A Gaussian Mixture Model (GMM) is a method of clustering numerical data. Applications that use GMM include market segmentation, network analysis, customer profiling, and recommender systems.
A GMM uses soft assignment; that is, it computes the probability that each point is a member of each cluster. Each cluster in a GMM is specified by a weight, a mean point, and a covariance; therefore, clusters of different eccentricities can be located within data that is not perfectly scaled.
The basic GMM fitting algorithm requires a known, fixed number of clusters. An advanced variant, the Dirichlet Process GMM (DP-GMM), estimates the number of clusters in the data, using an algorithm based on variational Bayesian methods. The DP-GMM uses a "stick-breaking process" to define the prior probability of each cluster, enforcing a "rich-get-richer" clustering approach. The DP-GMM does not start a new cluster unless it is very unlikely that a particular data point is in a preexisting cluster.

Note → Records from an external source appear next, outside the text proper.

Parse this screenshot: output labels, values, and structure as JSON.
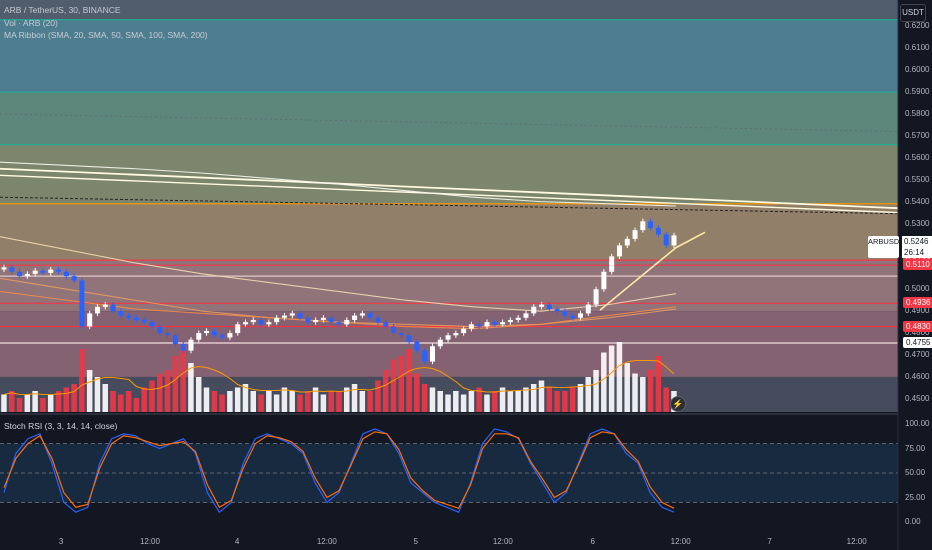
{
  "legend": {
    "symbol_line": "ARB / TetherUS, 30, BINANCE",
    "vol_line": "Vol · ARB (20)",
    "ma_line": "MA Ribbon (SMA, 20, SMA, 50, SMA, 100, SMA, 200)"
  },
  "currency_label": "USDT",
  "rsi_title": "Stoch RSI (3, 3, 14, 14, close)",
  "ticker": {
    "symbol": "ARBUSDT",
    "countdown": "26:14",
    "price": "0.5246"
  },
  "price_tags": [
    {
      "value": "0.5133",
      "color": "#f23645"
    },
    {
      "value": "0.5110",
      "color": "#f23645"
    },
    {
      "value": "0.4936",
      "color": "#f23645"
    },
    {
      "value": "0.4830",
      "color": "#f23645"
    },
    {
      "value": "0.4755",
      "color": "#ffffff"
    }
  ],
  "flash_icon": "lightning-icon",
  "chart_data": {
    "type": "candlestick",
    "price_axis": {
      "ylim": [
        0.444,
        0.632
      ],
      "ticks": [
        "0.6200",
        "0.6100",
        "0.6000",
        "0.5900",
        "0.5800",
        "0.5700",
        "0.5600",
        "0.5500",
        "0.5400",
        "0.5300",
        "0.5200",
        "0.5100",
        "0.5000",
        "0.4900",
        "0.4800",
        "0.4700",
        "0.4600",
        "0.4500"
      ]
    },
    "x_axis": {
      "range": [
        0,
        100
      ],
      "ticks": [
        {
          "label": "3",
          "x": 6.8
        },
        {
          "label": "12:00",
          "x": 16.7
        },
        {
          "label": "4",
          "x": 26.4
        },
        {
          "label": "12:00",
          "x": 36.4
        },
        {
          "label": "5",
          "x": 46.3
        },
        {
          "label": "12:00",
          "x": 56.0
        },
        {
          "label": "6",
          "x": 66.0
        },
        {
          "label": "12:00",
          "x": 75.8
        },
        {
          "label": "7",
          "x": 85.7
        },
        {
          "label": "12:00",
          "x": 95.4
        }
      ]
    },
    "zones": [
      {
        "from": 0.632,
        "to": 0.623,
        "color": "#5d6a7a"
      },
      {
        "from": 0.623,
        "to": 0.59,
        "color": "#5a8fa3"
      },
      {
        "from": 0.59,
        "to": 0.566,
        "color": "#6c9b8c"
      },
      {
        "from": 0.566,
        "to": 0.539,
        "color": "#8f9a7a"
      },
      {
        "from": 0.539,
        "to": 0.5133,
        "color": "#a89276"
      },
      {
        "from": 0.5133,
        "to": 0.49,
        "color": "#a7858a"
      },
      {
        "from": 0.49,
        "to": 0.46,
        "color": "#9a7080"
      },
      {
        "from": 0.46,
        "to": 0.444,
        "color": "#505568"
      }
    ],
    "levels": [
      {
        "value": 0.623,
        "color": "#22ab94"
      },
      {
        "value": 0.59,
        "color": "#22ab94"
      },
      {
        "value": 0.566,
        "color": "#22ab94"
      },
      {
        "value": 0.539,
        "color": "#ff9800"
      },
      {
        "value": 0.5133,
        "color": "#f23645"
      },
      {
        "value": 0.511,
        "color": "#f23645"
      },
      {
        "value": 0.506,
        "color": "#e0c8c8"
      },
      {
        "value": 0.4936,
        "color": "#f23645"
      },
      {
        "value": 0.483,
        "color": "#f23645"
      },
      {
        "value": 0.4755,
        "color": "#f0e0e0"
      }
    ],
    "candles": [
      0.51,
      0.508,
      0.506,
      0.507,
      0.5085,
      0.5075,
      0.509,
      0.508,
      0.506,
      0.504,
      0.483,
      0.489,
      0.492,
      0.493,
      0.49,
      0.488,
      0.487,
      0.486,
      0.485,
      0.483,
      0.48,
      0.479,
      0.475,
      0.472,
      0.477,
      0.48,
      0.481,
      0.479,
      0.478,
      0.48,
      0.484,
      0.485,
      0.486,
      0.484,
      0.485,
      0.487,
      0.488,
      0.489,
      0.487,
      0.485,
      0.486,
      0.487,
      0.485,
      0.484,
      0.486,
      0.488,
      0.489,
      0.487,
      0.485,
      0.483,
      0.48,
      0.479,
      0.476,
      0.472,
      0.467,
      0.474,
      0.477,
      0.479,
      0.48,
      0.482,
      0.484,
      0.483,
      0.485,
      0.484,
      0.485,
      0.486,
      0.487,
      0.489,
      0.492,
      0.493,
      0.491,
      0.49,
      0.488,
      0.487,
      0.489,
      0.493,
      0.5,
      0.508,
      0.515,
      0.52,
      0.523,
      0.527,
      0.531,
      0.528,
      0.525,
      0.52,
      0.5246
    ],
    "volume": [
      0.25,
      0.3,
      0.2,
      0.25,
      0.3,
      0.2,
      0.25,
      0.3,
      0.35,
      0.4,
      0.9,
      0.6,
      0.5,
      0.4,
      0.3,
      0.25,
      0.3,
      0.2,
      0.35,
      0.45,
      0.55,
      0.6,
      0.8,
      0.95,
      0.7,
      0.5,
      0.35,
      0.3,
      0.25,
      0.3,
      0.35,
      0.4,
      0.3,
      0.25,
      0.3,
      0.25,
      0.35,
      0.3,
      0.25,
      0.3,
      0.35,
      0.25,
      0.3,
      0.3,
      0.35,
      0.4,
      0.3,
      0.3,
      0.45,
      0.6,
      0.75,
      0.8,
      0.9,
      0.55,
      0.4,
      0.35,
      0.3,
      0.25,
      0.3,
      0.25,
      0.3,
      0.35,
      0.25,
      0.3,
      0.35,
      0.3,
      0.3,
      0.35,
      0.4,
      0.45,
      0.35,
      0.3,
      0.3,
      0.35,
      0.4,
      0.5,
      0.6,
      0.85,
      0.95,
      1.0,
      0.7,
      0.55,
      0.5,
      0.6,
      0.8,
      0.35,
      0.3
    ],
    "ma_lines": [
      {
        "color": "#f7f7f0",
        "values": [
          0.558,
          0.5565,
          0.555,
          0.553,
          0.5505,
          0.548,
          0.545,
          0.542,
          0.54,
          0.539,
          0.538
        ]
      },
      {
        "color": "#f3d8b0",
        "values": [
          0.524,
          0.518,
          0.512,
          0.507,
          0.503,
          0.499,
          0.495,
          0.492,
          0.49,
          0.493,
          0.498
        ]
      },
      {
        "color": "#e89a60",
        "values": [
          0.505,
          0.5,
          0.495,
          0.49,
          0.487,
          0.485,
          0.484,
          0.483,
          0.484,
          0.487,
          0.491
        ]
      },
      {
        "color": "#f28c4a",
        "values": [
          0.499,
          0.495,
          0.491,
          0.489,
          0.487,
          0.485,
          0.483,
          0.482,
          0.484,
          0.488,
          0.492
        ]
      }
    ],
    "rsi": {
      "ylim": [
        0,
        100
      ],
      "ticks": [
        "100.00",
        "75.00",
        "50.00",
        "25.00",
        "0.00"
      ],
      "k": [
        30,
        70,
        85,
        90,
        60,
        20,
        10,
        15,
        60,
        85,
        90,
        88,
        80,
        75,
        80,
        85,
        70,
        30,
        10,
        20,
        60,
        85,
        90,
        85,
        80,
        70,
        40,
        20,
        30,
        60,
        90,
        95,
        90,
        70,
        40,
        30,
        20,
        15,
        10,
        40,
        80,
        95,
        92,
        85,
        60,
        40,
        20,
        30,
        60,
        90,
        95,
        90,
        70,
        60,
        30,
        15,
        10
      ],
      "d": [
        35,
        65,
        80,
        88,
        65,
        30,
        15,
        18,
        55,
        80,
        88,
        86,
        82,
        78,
        80,
        82,
        72,
        38,
        15,
        22,
        55,
        80,
        88,
        86,
        82,
        72,
        45,
        25,
        32,
        58,
        85,
        92,
        90,
        74,
        45,
        32,
        22,
        18,
        14,
        38,
        75,
        90,
        90,
        86,
        62,
        44,
        25,
        32,
        58,
        86,
        92,
        90,
        74,
        62,
        36,
        20,
        14
      ]
    }
  }
}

You can use GMMs in situations where k-means clustering is insufficient (for example, when clusters are not roughly spherical because input attributes are on different scales or can be correlated with each other). You can use GMMs either directly or in conjunction with k-means clustering. For example, you can use k-means clustering to find an initial set of cluster centers, which you can use to initialize a GMM function that produces a more refined model.
The Aster Analytics GMM package has three functions:
- GMMFit, to fit a GMM to training data
- GMMPredict, to predict cluster assignments for test data
- GMMProfile, to compute statistics about each cluster in a GMM
You can specify whether GMMFit uses a basic GMM or DP-GMM algorithm.